La seconda via riguarda i rapporti con gli altri Paesi. L’accesso ai mercati esteri va consolidato ed esteso. Gli accordi di libero scambio recentemente conclusi con India, Thailandia e Kosovo, nonché l’aggiornamento di quelli con Cile e Ucraina rappresentano ottime notizie.
Durante il WEF si è anche discusso di modernizzare l’accordo di libero scambio con la Cina, un mercato estremamente importante per l’industria d’esportazione svizzera. Questi sforzi vanno intensificati per poterci garantire l’accesso facilitato ad altri mercati che potrebbero, almeno parzialmente, compensare le difficoltà di accesso al mercato USA.
Infine, ma non da ultimo, sarà indispensabile preservare l’accesso a quello che è e resta il principale partner economico di una nazione esportatrice come la nostra: l’Unione europea.
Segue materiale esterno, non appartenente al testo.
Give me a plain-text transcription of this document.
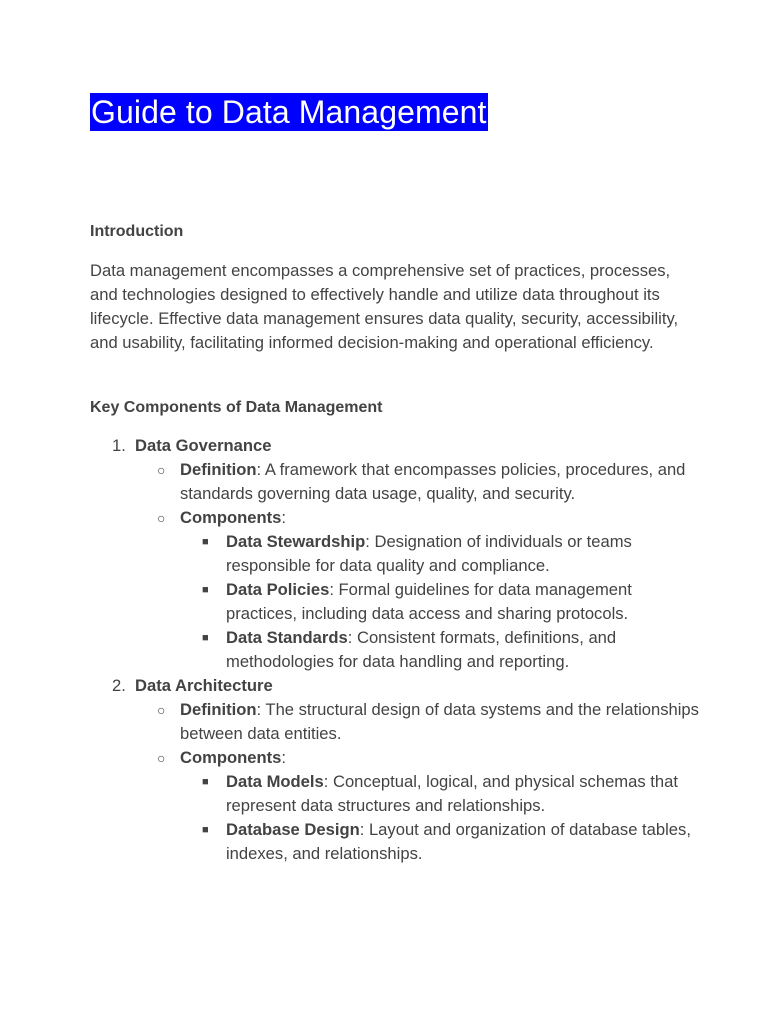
Guide to Data Management
Introduction

Data management encompasses a comprehensive set of practices, processes, and technologies designed to effectively handle and utilize data throughout its lifecycle. Effective data management ensures data quality, security, accessibility, and usability, facilitating informed decision-making and operational efficiency.

Key Components of Data Management
1. Data Governance
○ Definition: A framework that encompasses policies, procedures, and standards governing data usage, quality, and security.
○ Components:
■ Data Stewardship: Designation of individuals or teams responsible for data quality and compliance.
■ Data Policies: Formal guidelines for data management practices, including data access and sharing protocols.
■ Data Standards: Consistent formats, definitions, and methodologies for data handling and reporting.
2. Data Architecture
○ Definition: The structural design of data systems and the relationships between data entities.
○ Components:
■ Data Models: Conceptual, logical, and physical schemas that represent data structures and relationships.
■ Database Design: Layout and organization of database tables, indexes, and relationships.
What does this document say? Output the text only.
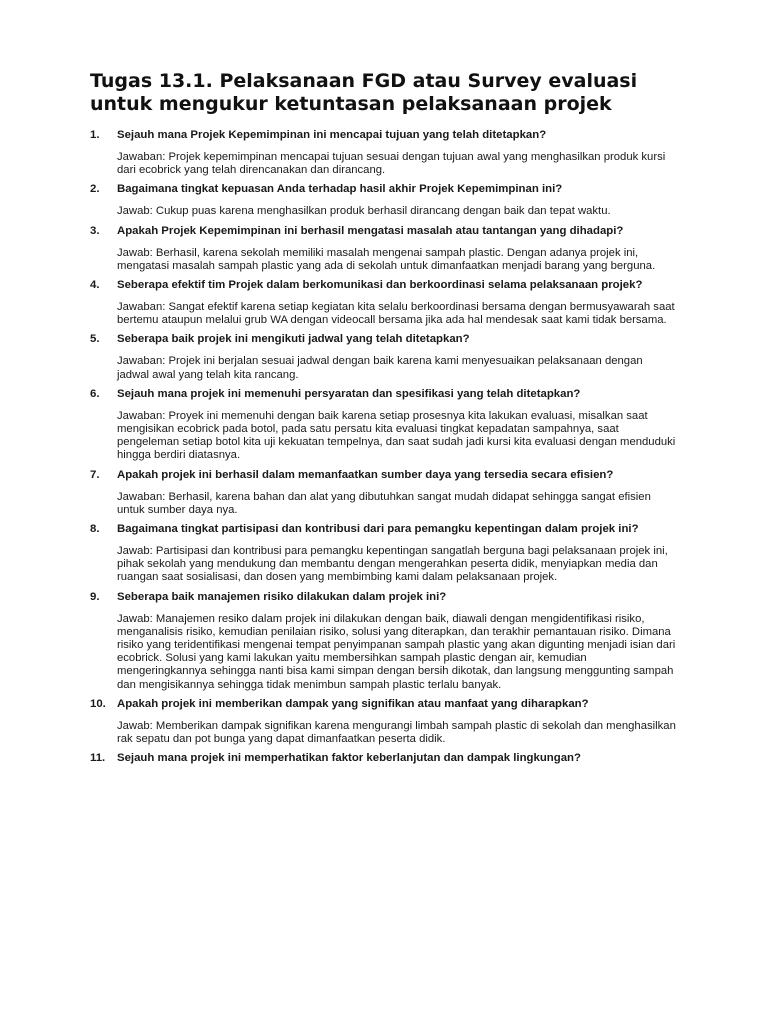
Tugas 13.1. Pelaksanaan FGD atau Survey evaluasi untuk mengukur ketuntasan pelaksanaan projek
1.	Sejauh mana Projek Kepemimpinan ini mencapai tujuan yang telah ditetapkan?

Jawaban: Projek kepemimpinan mencapai tujuan sesuai dengan tujuan awal yang menghasilkan produk kursi dari ecobrick yang telah direncanakan dan dirancang.

2.	Bagaimana tingkat kepuasan Anda terhadap hasil akhir Projek Kepemimpinan ini?

Jawab: Cukup puas karena menghasilkan produk berhasil dirancang dengan baik dan tepat waktu.

3.	Apakah Projek Kepemimpinan ini berhasil mengatasi masalah atau tantangan yang dihadapi?

Jawab: Berhasil, karena sekolah memiliki masalah mengenai sampah plastic. Dengan adanya projek ini, mengatasi masalah sampah plastic yang ada di sekolah untuk dimanfaatkan menjadi barang yang berguna.

4.	Seberapa efektif tim Projek dalam berkomunikasi dan berkoordinasi selama pelaksanaan projek?

Jawaban: Sangat efektif karena setiap kegiatan kita selalu berkoordinasi bersama dengan bermusyawarah saat bertemu ataupun melalui grub WA dengan videocall bersama jika ada hal mendesak saat kami tidak bersama.

5.	Seberapa baik projek ini mengikuti jadwal yang telah ditetapkan?

Jawaban: Projek ini berjalan sesuai jadwal dengan baik karena kami menyesuaikan pelaksanaan dengan jadwal awal yang telah kita rancang.

6.	Sejauh mana projek ini memenuhi persyaratan dan spesifikasi yang telah ditetapkan?

Jawaban: Proyek ini memenuhi dengan baik karena setiap prosesnya kita lakukan evaluasi, misalkan saat mengisikan ecobrick pada botol, pada satu persatu kita evaluasi tingkat kepadatan sampahnya, saat pengeleman setiap botol kita uji kekuatan tempelnya, dan saat sudah jadi kursi kita evaluasi dengan menduduki hingga berdiri diatasnya.

7.	Apakah projek ini berhasil dalam memanfaatkan sumber daya yang tersedia secara efisien?

Jawaban: Berhasil, karena bahan dan alat yang dibutuhkan sangat mudah didapat sehingga sangat efisien untuk sumber daya nya.

8.	Bagaimana tingkat partisipasi dan kontribusi dari para pemangku kepentingan dalam projek ini?

Jawab: Partisipasi dan kontribusi para pemangku kepentingan sangatlah berguna bagi pelaksanaan projek ini, pihak sekolah yang mendukung dan membantu dengan mengerahkan peserta didik, menyiapkan media dan ruangan saat sosialisasi, dan dosen yang membimbing kami dalam pelaksanaan projek.

9.	Seberapa baik manajemen risiko dilakukan dalam projek ini?

Jawab: Manajemen resiko dalam projek ini dilakukan dengan baik, diawali dengan mengidentifikasi risiko, menganalisis risiko, kemudian penilaian risiko, solusi yang diterapkan, dan terakhir pemantauan risiko. Dimana risiko yang teridentifikasi mengenai tempat penyimpanan sampah plastic yang akan digunting menjadi isian dari ecobrick. Solusi yang kami lakukan yaitu membersihkan sampah plastic dengan air, kemudian mengeringkannya sehingga nanti bisa kami simpan dengan bersih dikotak, dan langsung menggunting sampah dan mengisikannya sehingga tidak menimbun sampah plastic terlalu banyak.

10. Apakah projek ini memberikan dampak yang signifikan atau manfaat yang diharapkan?

Jawab: Memberikan dampak signifikan karena mengurangi limbah sampah plastic di sekolah dan menghasilkan rak sepatu dan pot bunga yang dapat dimanfaatkan peserta didik.

11.	Sejauh mana projek ini memperhatikan faktor keberlanjutan dan dampak lingkungan?
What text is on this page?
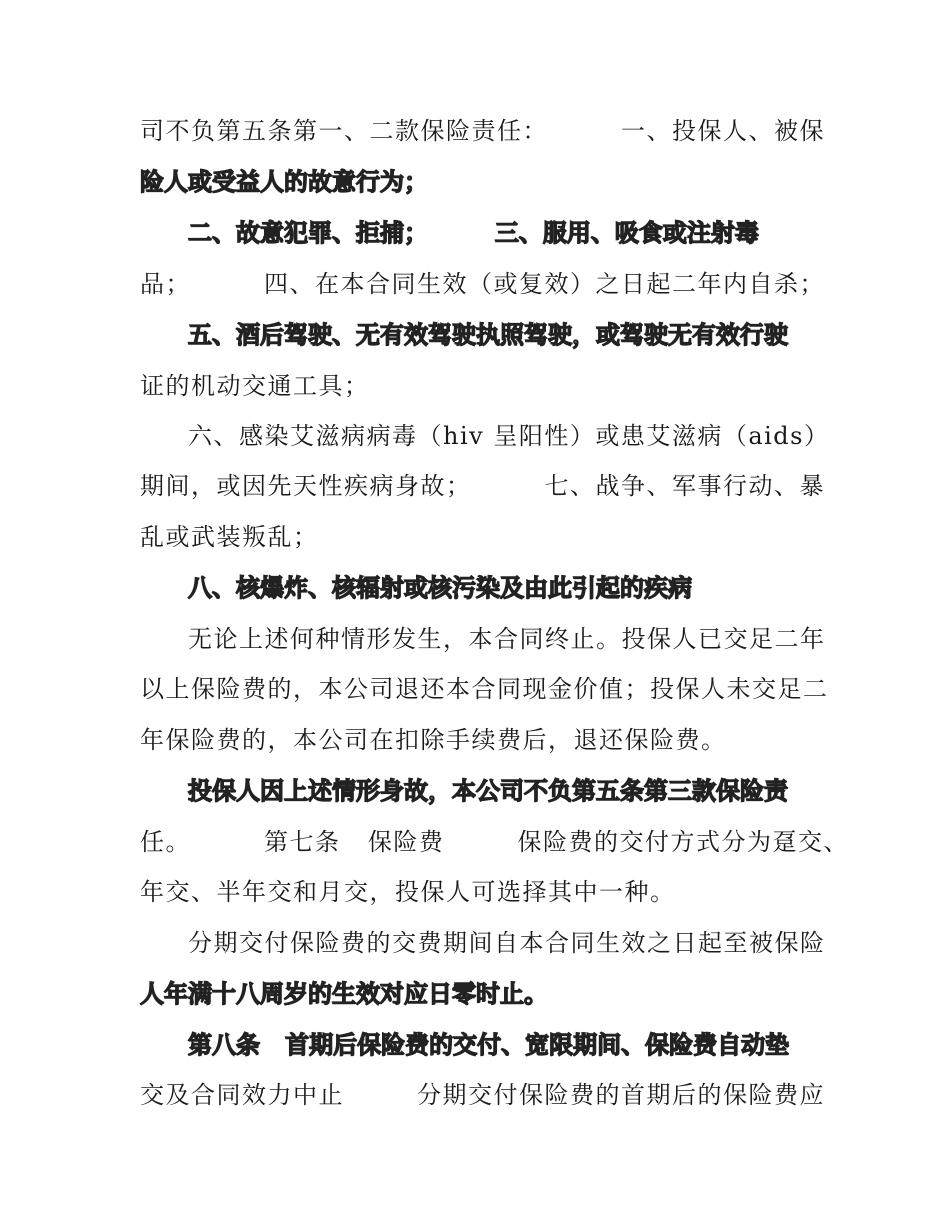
司不负第五条第一、二款保险责任：        一、投保人、被保
险人或受益人的故意行为；
二、故意犯罪、拒捕；        三、服用、吸食或注射毒
品；        四、在本合同生效（或复效）之日起二年内自杀；
五、酒后驾驶、无有效驾驶执照驾驶，或驾驶无有效行驶
证的机动交通工具；
六、感染艾滋病病毒（hiv 呈阳性）或患艾滋病（aids）
期间，或因先天性疾病身故；        七、战争、军事行动、暴
乱或武装叛乱；
八、核爆炸、核辐射或核污染及由此引起的疾病
无论上述何种情形发生，本合同终止。投保人已交足二年
以上保险费的，本公司退还本合同现金价值；投保人未交足二
年保险费的，本公司在扣除手续费后，退还保险费。
投保人因上述情形身故，本公司不负第五条第三款保险责
任。        第七条   保险费        保险费的交付方式分为趸交、
年交、半年交和月交，投保人可选择其中一种。
分期交付保险费的交费期间自本合同生效之日起至被保险
人年满十八周岁的生效对应日零时止。
第八条   首期后保险费的交付、宽限期间、保险费自动垫
交及合同效力中止        分期交付保险费的首期后的保险费应
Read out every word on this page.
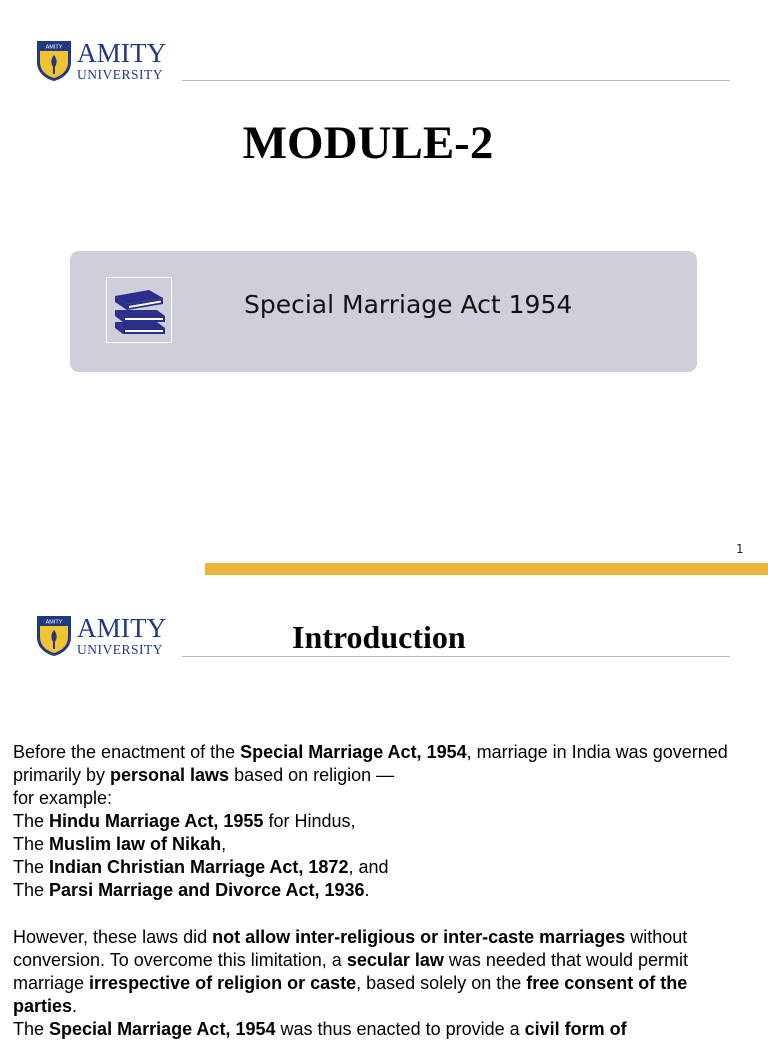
AMITY AMITY
UNIVERSITY
MODULE-2
Special Marriage Act 1954
1
AMITY AMITY
UNIVERSITY	Introduction

Before the enactment of the Special Marriage Act, 1954, marriage in India was governed primarily by personal laws based on religion —

for example:

The Hindu Marriage Act, 1955 for Hindus,

The Muslim law of Nikah,

The Indian Christian Marriage Act, 1872, and

The Parsi Marriage and Divorce Act, 1936.

However, these laws did not allow inter-religious or inter-caste marriages without conversion. To overcome this limitation, a secular law was needed that would permit marriage irrespective of religion or caste, based solely on the free consent of the parties.

The Special Marriage Act, 1954 was thus enacted to provide a civil form of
È ancora troppo presto per dare una valutazione definitiva del pacchetto Bilaterali III che è stato negoziato. Tuttavia, ciò che è indiscutibile è che la via bilaterale rappresenti il modo migliore di regolare i nostri rapporti con l’UE.
Proviamo per un attimo ad analizzare le alternative, a prescindere dal sostegno politico e popolare che potrebbero o meno avere. Un semplice rapporto di libero scambio ridurrebbe la partecipazione al mercato interno dell’UE ai minimi termini.
Con un’adesione allo Spazio economico europeo, la Svizzera godrebbe di un accesso pressoché completo al mercato unico e ai programmi europei, ma dovrebbe adottare la maggior parte del diritto del mercato interno dell’UE. Un’adesione all’UE, inutile dirlo, comporterebbe una radicale perdita di sovranità.
La via bilaterale, invece, è una soluzione su misura, che tramite una partecipazione selettiva al processo di integrazione europea, consente una partecipazione ottimale al mercato unico europeo in determinati settori di interesse, senza i doveri e la perdita di sovranità di un’adesione.
Le sfide che si prospettano all’orizzonte sono molte. Per poter rispondere a queste difficoltà dovremo dimostrare capacità di innovazione, flessibilità, ma anche e soprattutto il coraggio di prendere delle decisioni e di prenderle rapidamente. Il mondo, per quanto possa essere spiccata la corsa al protezionismo, rimarrà comunque interconnesso.
La buona notizia, in tutto questo, è che malgrado le influenze esterne, il futuro è comunque – almeno in gran parte – nelle nostre mani.